How do I get started?#

For installation instructions, check the installation guide. For a quick working example, see the User Guide. For detailed API usage, refer to the API documentation.

If your question is not answered here, please submit a Github Issue.

What hardware does this support?#

ALCHEMI Toolkit-Ops runs on:

CUDA-capable NVIDIA GPUs (Compute Capability 8.0+, i.e. A100 and newer)
CPU execution via NVIDIA Warp (x86 and ARM, including Apple Silicon)

For best performance, we recommend CUDA 12+ with driver version 570.xx or newer. See the installation guide for full prerequisites.

I need a kernel that does not exist yet#

If the existing API is missing functionality you need and you think it would benefit the community, please start a discussion on Github Issues.

Neighbor Lists#

What is the difference between cell_list and naive algorithms?#

The two algorithm families have different computational complexity:

cell_list() uses spatial decomposition for O(N) scaling. It is optimized for large systems (roughly >5000 atoms) where the cutoff is small relative to the simulation box.
naive_neighbor_list() computes all pairwise distances for O(N²) scaling. It has lower overhead and can be faster for smaller systems.

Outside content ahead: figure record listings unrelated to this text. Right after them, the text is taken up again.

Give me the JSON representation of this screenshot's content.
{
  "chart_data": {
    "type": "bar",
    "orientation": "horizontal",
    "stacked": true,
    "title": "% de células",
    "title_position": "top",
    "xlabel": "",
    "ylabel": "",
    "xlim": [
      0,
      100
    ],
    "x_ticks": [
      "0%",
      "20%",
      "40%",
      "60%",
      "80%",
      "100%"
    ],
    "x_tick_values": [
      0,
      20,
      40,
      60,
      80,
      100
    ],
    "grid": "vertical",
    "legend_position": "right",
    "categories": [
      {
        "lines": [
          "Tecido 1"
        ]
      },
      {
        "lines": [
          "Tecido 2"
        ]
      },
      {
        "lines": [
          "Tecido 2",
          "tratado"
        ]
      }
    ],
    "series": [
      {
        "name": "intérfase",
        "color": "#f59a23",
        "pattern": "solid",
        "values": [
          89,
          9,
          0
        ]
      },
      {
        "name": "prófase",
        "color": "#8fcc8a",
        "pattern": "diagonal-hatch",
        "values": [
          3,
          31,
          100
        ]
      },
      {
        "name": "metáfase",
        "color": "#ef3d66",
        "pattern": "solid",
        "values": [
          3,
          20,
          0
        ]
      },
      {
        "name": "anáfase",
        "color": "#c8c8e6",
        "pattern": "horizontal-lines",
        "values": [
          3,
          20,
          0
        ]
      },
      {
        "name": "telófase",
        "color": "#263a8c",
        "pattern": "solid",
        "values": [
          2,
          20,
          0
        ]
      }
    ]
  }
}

The crossover point depends on hardware, system density, and cutoff radius. We recommend benchmarking both on your specific workload.

How does this compare to ASE neighbor lists?#

ASE provides CPU-based neighbor list implementations. ALCHEMI Toolkit-Ops differs in several ways:

GPU acceleration via NVIDIA Warp kernels
Native batch processing for multiple systems
torch.compile compatibility for ML training loops
Both dense (neighbor matrix) and sparse (COO) output formats

The acceleration is substantial, particularly for larger system sizes where GPU utilization is amortized.

Troubleshooting#

Using `torch.compile`#

Select kernels support torch.compile; those that do will say so in their docstrings. For torch.compile to work without graph breaks, you typically need to pre-allocate output tensors. See the neighbor list documentation for details on pre-allocation patterns.

We recommend reading the general torch.compile troubleshooting guide and the PhysicsNeMo performance tuning guide.

If a kernel is expected to be torch.compile compatible but is not working, please open a Github Issue.